I plan on doing much of nothing the rest of the day and evening. I started crocheting a purse last night and changed my mind a couple of times about how I want it to look. Considering I'm designing on the fly, that's not too bad. It's a work in progress.

I watched Hairspray again last night. It was another one of those shows that didn't grab me the first time but the second time I became a huge fan and watch it every other day (that's the way onDemand works, apparently.) Same with Mrs Pettigrew Lives for a Day, except I loved that one the first time I saw it.

Just a couple of weeks before Half-Blood Prince comes out. I will avoid the crowds and wait until later to go. And only for the matinee. I don't pay full price for a movie if I can help it and most times I can help it.

I've got Midsomer Murders to watch tonight and a documentary on Celtic history from the library. But I think I'm going to watch The Royal and Doc Martin instead of taping them because my tapes are so old that they don't tape well. It speeds up in spots and fuzzes over. I thought about buying new ones but I'm not sure they even sell them anymore. I'm recycling some of my old tapes and I can get a few uses out of them before they go all gafuzzle so I'm going to do that for a while. Plus, it helps free up the space the tapes were using.

Tom is off to play poker with his brother and friends tonight and then up north tomorrow morning. Zach has to work more hours this week but only a couple of hours a day so I've got to drive him four times next week plus I've got to go to Fond du Lac for the rheumatologist. I'm thinking of going back on my arthritis meds. It's not so much because of the pain but for the flexibility I don't seem to have anymore. I really have a high pain tolerance due, no doubt, to many years of practicing by having constant pain without relief.
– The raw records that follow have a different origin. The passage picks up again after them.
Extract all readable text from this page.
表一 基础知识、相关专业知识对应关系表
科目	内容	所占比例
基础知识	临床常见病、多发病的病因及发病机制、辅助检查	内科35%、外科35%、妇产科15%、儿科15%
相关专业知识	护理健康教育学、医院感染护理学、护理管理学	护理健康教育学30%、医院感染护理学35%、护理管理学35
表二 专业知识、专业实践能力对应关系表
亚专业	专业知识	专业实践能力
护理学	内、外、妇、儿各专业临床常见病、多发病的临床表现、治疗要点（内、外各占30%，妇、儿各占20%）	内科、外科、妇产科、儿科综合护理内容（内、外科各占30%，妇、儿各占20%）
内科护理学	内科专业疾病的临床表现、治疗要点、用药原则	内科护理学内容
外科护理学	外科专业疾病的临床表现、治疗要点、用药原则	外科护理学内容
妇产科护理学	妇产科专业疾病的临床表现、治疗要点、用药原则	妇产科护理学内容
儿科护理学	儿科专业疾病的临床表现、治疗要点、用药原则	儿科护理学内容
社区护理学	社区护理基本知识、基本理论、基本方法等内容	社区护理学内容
I hope everyone has a pleasant weekend. Mine is feeling great so far in spite of lack of sleep. Some of the books I've been reading have really made me do a lot of thinking about my circumstances and the attitude I've been taking about them. It really is what I make of it. If I continue to view my life as being in prison, I'll never feel free. I just need to take charge of my own happiness from now on.